Par : Mustapha Hammouche

 

 

Le ministère de l’Intérieur prend des allures d’usine à produire des textes réglementaires, des autorisations, des agréments, des orientations, des sms, des prêches, des promesses…
Des partis qui ont trop attendu leur agrément, d’autres qui ne l’attendaient plus et d’autres encore qui ne s’y attendaient pas sont agréés. Par bouquets. Et après chaque fournée, l’annonce est faite d’une prochaine liste additive.

Le scénario de 1989 est rejoué avec le cynisme à la place de la candeur de l’époque. Vous voulez de la démocratie ? On va vous en servir de la démocratie : un paquet de partis par semaine. Tout le monde est rappelé dans une ambiance de mobilisation générale, d’illustres inconnus sont enrôlés et tous ceux qui un jour ont fait un passage accidentel sur la scène politique sont rappelés.
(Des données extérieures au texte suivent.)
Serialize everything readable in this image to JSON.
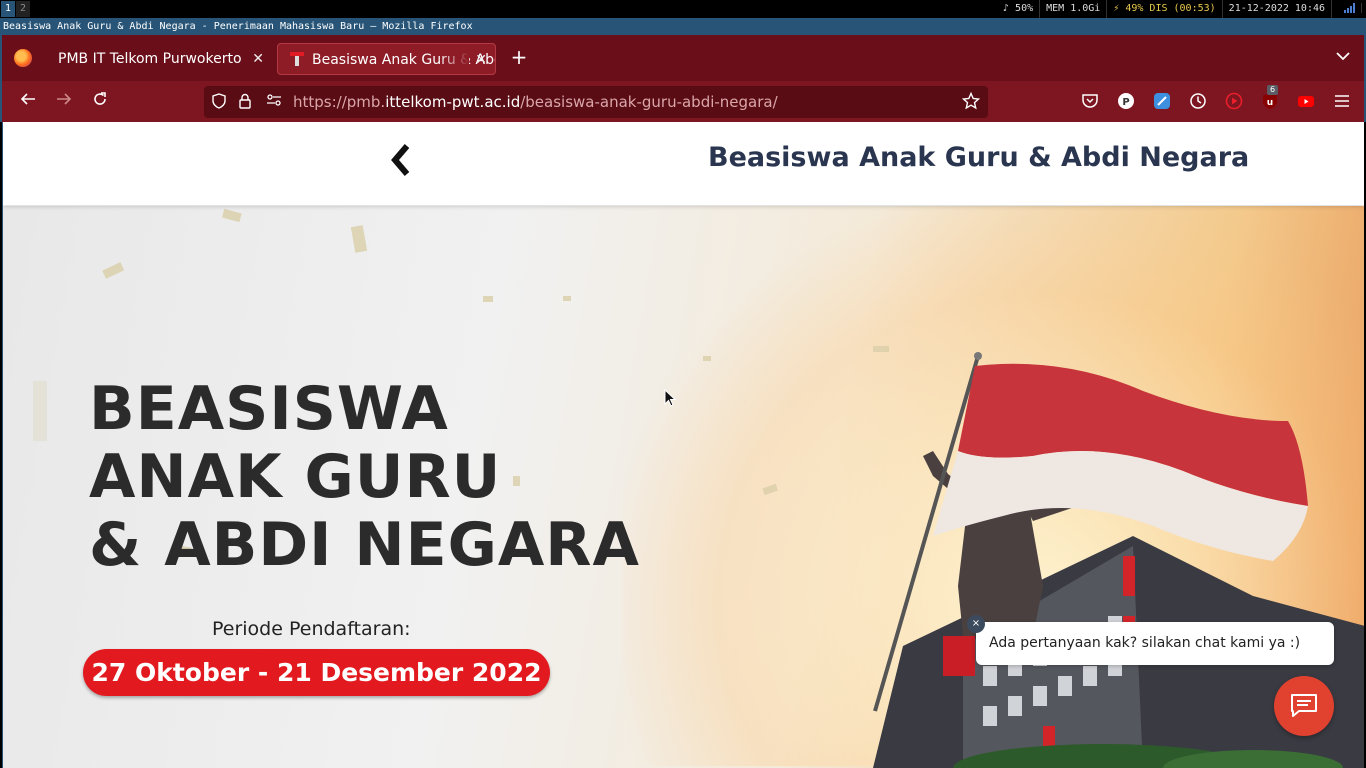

Vous voulez des leaders ? Vous en aurez et pour tous les goûts. Djaballah, le fécond créateur de partis politiques, est de retour. Louisa Hanoune, que hante nomadisme politique mais qui cultive le nomadisme de positions, est toujours là. Sa campagne, qui consiste à dénoncer tout le monde, opposition et pouvoir, tout le monde…, sauf le Président, dont elle sollicite, à tout propos, l’intervention. Salhi Chawki, qui ne sera pas d’une grande utilité pour ces législatives, ne se dérange vraiment que, tous les cinq ans, pour les présidentielles. On découvrira de nouveaux chefs de parti : Benyounès, Mohamed Saïd et Benabdeslam qui travaillent enfin pour leur propre compte. Le distributeur d’agréments, qui fonctionne, visiblement, de manière généreuse, n’a pas omis de rappeler les inénarrables Benbaïbèche et Bounedjma qui, à leurs époques respectives, avaient tant contribué à élever le niveau du débat pontique. Avec d’autres membres de la “famille révolutionnaire”, invention politique destinée à instituer le caractère génétique du patriotisme et, par glissement, à instaurer une logique de parrainage d’héritiers “révolutionnaires” ayant un droit naturel au pouvoir et à la rente.

D’autres paquets d’agréments seront donc distribués dans les prochains jours. Le résultat en sera un paysage politique foisonnant composé à la hâte, fait d’ambitions improvisées aux desseins limités. Et c’est avec cet échiquier qu’il va falloir composer, en quelques semaines, une Assemblée nationale démocratique. Pas besoin de frauder, la confusion, les moyens de communication de l’État et l’immaturité d’une “opposition” nouveau-née suffiront à assurer le monopole de la visibilité aux partis du système.

Et pour contenter un maximum de participants, l’Assemblée nationale devra créer une cinquantaine de nouveaux sièges au moins à ajouter aux 389 actuels. Il restera à augmenter la quantité de voix exprimées à partager entre ces nombreux et divers prétendants. Si la confusion prévient contre le changement, elle provoque immanquablement l’éparpillement d’une participation que la fraude a fini par décourager irréparablement.

Pour l’heure, le ministère des élections n’a pas encore trouvé la formule qui réconciliera les citoyens avec les urnes. Et comme le prochain Conseil des ministres se préoccupera, dit-on, de l’argent des élections, il risque d’aggraver ce déséquilibre marquant de notre vie politique : abondance de candidats et rareté des électeurs.